I am trying to perform Chip-Seq Analysis which is greatly described in this conversation. http://biology.stackexchange.com/questions/16701/introduction-to-chip-seq. The same as author of mentioned question I am a student of Applied Mathematics and I am doing my best to enter bioinformatics fields.
I am basically at the moment where I would like to annotate peaks with genes' IDs. To do this I am using ChIPpeakAnno R package from Bioconductor. I used below code to annotate my reads (outputs from MACS) with genes' ID's
library(ChIPpeakAnno)
# data(package = "ChIPpeakAnno")$results[,3]
macsOutput <- toGRanges(data="example_peaks.bed",
format = "MACS")
data(TSS.human.GRCh37)
macs.anno <- annotatePeakInBatch(macsOutput,
AnnotationData=TSS.human.GRCh37,
output="overlapping", maxgap=5000L)
library(org.Hs.eg.db)
macs.anno <- addGeneIDs(annotatedPeak=macs.anno,
orgAnn="org.Hs.eg.db",
IDs2Add="symbol")
# no annotations for some genes
as.character(head(as.data.frame(macs.anno)$symbol))

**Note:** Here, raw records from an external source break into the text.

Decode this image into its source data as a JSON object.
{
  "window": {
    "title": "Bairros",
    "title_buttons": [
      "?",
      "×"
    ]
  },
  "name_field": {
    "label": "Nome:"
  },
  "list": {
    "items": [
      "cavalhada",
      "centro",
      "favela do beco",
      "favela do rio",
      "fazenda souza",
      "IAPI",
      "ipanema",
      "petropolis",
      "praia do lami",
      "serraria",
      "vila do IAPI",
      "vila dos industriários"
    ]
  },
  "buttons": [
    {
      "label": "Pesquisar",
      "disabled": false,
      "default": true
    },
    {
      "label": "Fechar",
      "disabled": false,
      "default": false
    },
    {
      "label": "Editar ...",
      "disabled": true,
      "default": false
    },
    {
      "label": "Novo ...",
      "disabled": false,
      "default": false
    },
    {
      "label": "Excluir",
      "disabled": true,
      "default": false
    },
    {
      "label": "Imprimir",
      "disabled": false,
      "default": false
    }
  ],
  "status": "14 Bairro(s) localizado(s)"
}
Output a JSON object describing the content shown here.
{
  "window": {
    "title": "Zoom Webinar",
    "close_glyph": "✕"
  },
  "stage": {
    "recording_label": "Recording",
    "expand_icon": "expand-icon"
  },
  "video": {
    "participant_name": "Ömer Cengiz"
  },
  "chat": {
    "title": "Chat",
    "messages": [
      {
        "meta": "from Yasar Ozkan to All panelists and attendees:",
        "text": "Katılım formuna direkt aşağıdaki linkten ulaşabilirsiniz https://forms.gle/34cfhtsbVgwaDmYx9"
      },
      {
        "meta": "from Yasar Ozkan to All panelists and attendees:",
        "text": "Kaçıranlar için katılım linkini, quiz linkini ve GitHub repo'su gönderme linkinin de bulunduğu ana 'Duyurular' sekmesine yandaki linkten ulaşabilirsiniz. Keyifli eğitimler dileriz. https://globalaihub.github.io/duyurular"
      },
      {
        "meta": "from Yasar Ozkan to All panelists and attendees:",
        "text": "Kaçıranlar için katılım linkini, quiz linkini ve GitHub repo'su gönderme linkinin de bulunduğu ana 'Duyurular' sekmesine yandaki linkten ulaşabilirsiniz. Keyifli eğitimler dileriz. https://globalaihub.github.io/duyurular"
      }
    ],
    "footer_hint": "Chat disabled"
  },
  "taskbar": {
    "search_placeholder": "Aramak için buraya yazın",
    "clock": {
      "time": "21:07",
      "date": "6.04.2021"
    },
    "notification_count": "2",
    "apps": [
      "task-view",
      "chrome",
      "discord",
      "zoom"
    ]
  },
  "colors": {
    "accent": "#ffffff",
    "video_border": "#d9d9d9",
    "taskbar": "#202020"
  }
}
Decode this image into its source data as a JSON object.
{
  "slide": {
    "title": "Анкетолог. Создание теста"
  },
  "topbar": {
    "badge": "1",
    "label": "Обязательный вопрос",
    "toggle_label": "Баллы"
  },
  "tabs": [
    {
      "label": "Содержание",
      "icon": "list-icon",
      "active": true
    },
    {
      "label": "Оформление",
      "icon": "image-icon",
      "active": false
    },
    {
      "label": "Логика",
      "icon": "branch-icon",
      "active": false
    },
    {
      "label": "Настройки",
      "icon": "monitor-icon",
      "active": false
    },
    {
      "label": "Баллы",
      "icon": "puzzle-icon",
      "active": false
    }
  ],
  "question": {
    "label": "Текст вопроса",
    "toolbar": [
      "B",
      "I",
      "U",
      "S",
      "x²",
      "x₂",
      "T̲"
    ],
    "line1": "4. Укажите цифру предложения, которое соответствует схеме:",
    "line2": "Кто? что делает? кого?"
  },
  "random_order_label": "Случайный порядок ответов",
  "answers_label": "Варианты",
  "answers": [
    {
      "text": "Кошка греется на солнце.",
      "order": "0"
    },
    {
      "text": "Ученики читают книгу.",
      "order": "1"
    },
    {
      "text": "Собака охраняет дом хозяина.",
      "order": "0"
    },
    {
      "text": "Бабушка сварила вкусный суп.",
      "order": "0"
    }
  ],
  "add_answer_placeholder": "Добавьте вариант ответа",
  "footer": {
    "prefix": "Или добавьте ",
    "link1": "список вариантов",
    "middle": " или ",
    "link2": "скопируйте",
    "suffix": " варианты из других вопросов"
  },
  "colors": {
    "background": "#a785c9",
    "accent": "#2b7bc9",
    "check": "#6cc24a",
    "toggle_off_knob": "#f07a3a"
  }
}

[1] "PTCHD2" "PTCHD2" "PTGER3" NA "HFM1" NA
but there occurs that there are no genes' annotations for some peaks. Can anyone tell me why this might happen? And how to avoid this? Does this refer to the maxgap=5000L
parameter? When creating output from MACS
I set a parameter for length to be 10,000.